You sound like a salesman...like a TED Talk...or maybe a "tech evangelist"
First, we don't need to invent a new word to describe "sea change"...the words "sea change" or any number of synonymous phrases used daily work just fine.
2nd, computing has ****never**** been about "just desktops and servers"
3rd, your understanding of "computing" is fundamentally incorrect
we design devices to accomplish user tasks...we use all available technology (and maybe invent some new stuff) mitigated by cost
"the internet of things" is just a B.S. marketing way to say "making devices that use updated technology to its fullest"
stop it...just stop forever...there is absolutely no reason to ever say the words "the internet of things"...or "connectivity meme"....they are redundant concepts that conjure abstractions needlessly so people who don't understand technology can think they sound smart
Thank you Dave Raggett
I think Vint gets that, and is speaking to the higher level and using "security" as an abstract generalization.
For example, the web was explicitly developed as a "pull" technology with declarative linking by reference with public visibility. Understanding the impact of that to how you build a security model governing access presents unique challenge. By comparison, Usenet is the opposite. It's essentially a syndicated push technology, more similar to a broadcast publishing method. As a result, the security model for how people gain access to resources, and what talks to what, is handled in a very different way.
Those are just two examples of content on today's general Internet which is an extension of Vint's work. When he talks about the Internet of Things, he doesn't merely mean the fad of sticking a web browser on a toaster. He's talking about the bigger vision of omnipresent computing and direct interaction of common devices to each other. Much like the Internet (specifically TCP/IP and DNS) was conceived as a way for computers to directly talk to each other (not going through a centralized hierarchy for approval and redistribution). We learned a lot of great lessons about how it would be used, the shortcoming, and the security ramifications. Now that we're in the fledgling stages of doing the same thing for a whole new are of automation and computing, there's great opportunity to think about and apply the lessons learned.

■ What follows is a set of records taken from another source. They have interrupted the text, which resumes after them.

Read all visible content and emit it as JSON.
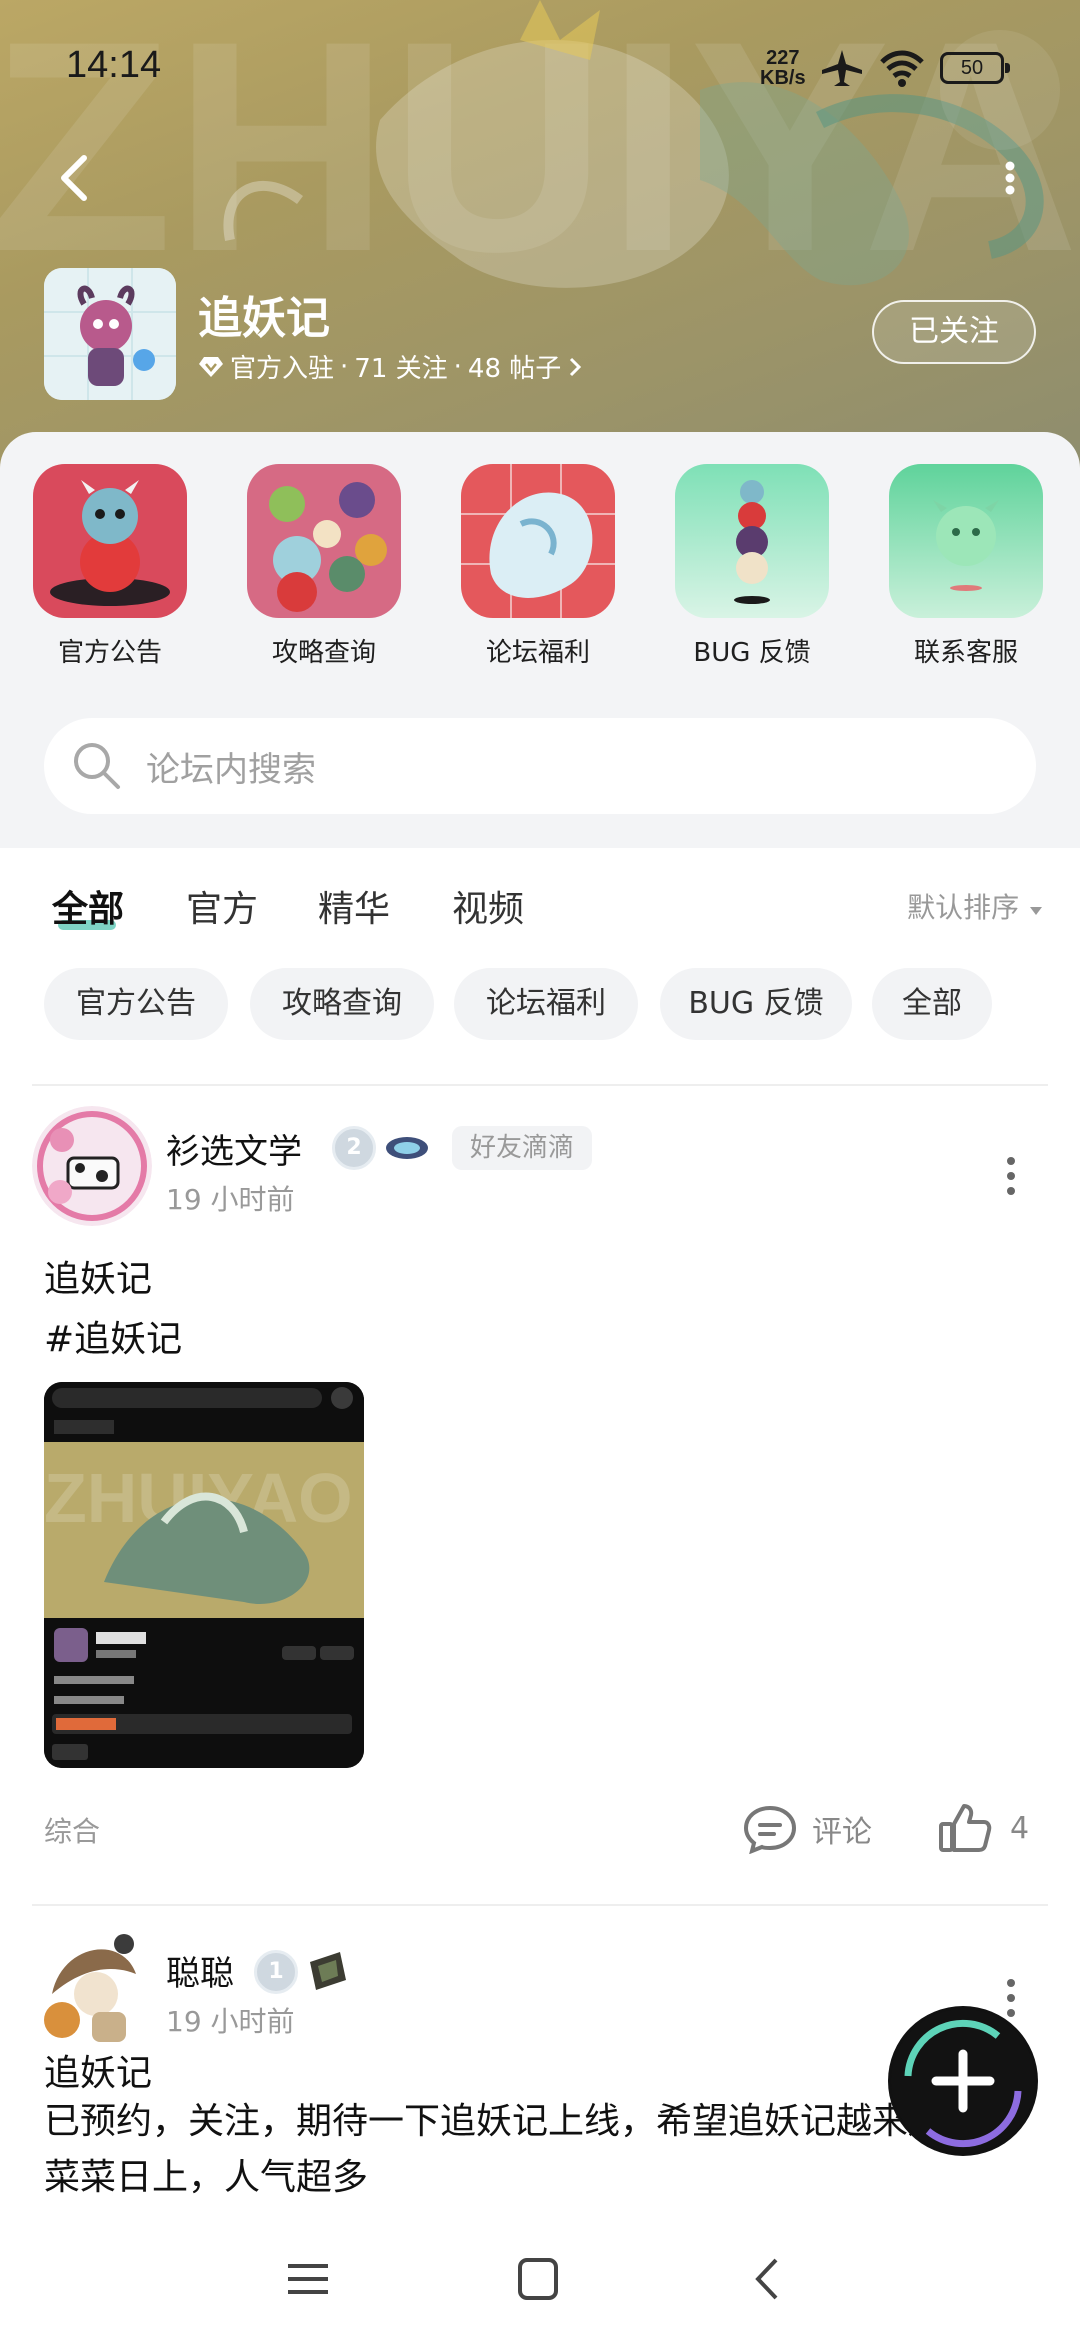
{
  "status_bar": {
    "time": "14:14",
    "net_speed_value": "227",
    "net_speed_unit": "KB/s",
    "battery": "50"
  },
  "forum": {
    "name": "追妖记",
    "official": "官方入驻",
    "followers": "71 关注",
    "posts": "48 帖子",
    "follow_label": "已关注"
  },
  "quick_menu": [
    {
      "label": "官方公告",
      "icon": "official-notice-icon"
    },
    {
      "label": "攻略查询",
      "icon": "guide-icon"
    },
    {
      "label": "论坛福利",
      "icon": "welfare-icon"
    },
    {
      "label": "BUG 反馈",
      "icon": "bug-feedback-icon"
    },
    {
      "label": "联系客服",
      "icon": "customer-service-icon"
    }
  ],
  "search": {
    "placeholder": "论坛内搜索"
  },
  "tabs": [
    {
      "label": "全部",
      "active": true
    },
    {
      "label": "官方",
      "active": false
    },
    {
      "label": "精华",
      "active": false
    },
    {
      "label": "视频",
      "active": false
    }
  ],
  "sort_label": "默认排序",
  "chips": [
    "官方公告",
    "攻略查询",
    "论坛福利",
    "BUG 反馈",
    "全部"
  ],
  "posts": [
    {
      "user": "衫选文学",
      "level": "2",
      "tag": "好友滴滴",
      "time": "19 小时前",
      "title": "追妖记",
      "body": "#追妖记",
      "category": "综合",
      "comment_label": "评论",
      "likes": "4"
    },
    {
      "user": "聪聪",
      "level": "1",
      "time": "19 小时前",
      "title": "追妖记",
      "body": "已预约，关注，期待一下追妖记上线，希望追妖记越来越好，菜菜日上，人气超多"
    }
  ],
  "colors": {
    "accent": "#7ed4c5",
    "banner": "#a99a60"
  }
}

I'm out of my mind right now, but feel free to leave a message.....
Apparently what the Internet needs most is yet another buzzword so nebulous, context free and ill defined nobody really understands what it is your talking about.
If "Internet of things" means home automation the technology has been around for decades yet remains a small niche market. "you can ..." scenarios are fun and cool and functional and all yet tend to impart very little useful value to the owner. I don't need or want Internet connected thermostats, light bulbs and toasters. As for security we can't even communicate securely. Email, Telephone/SMS are wholly insecure and trivially spoofed by anyone. Securing a mythical buzzword is not a problem I chose to spend my time perusing.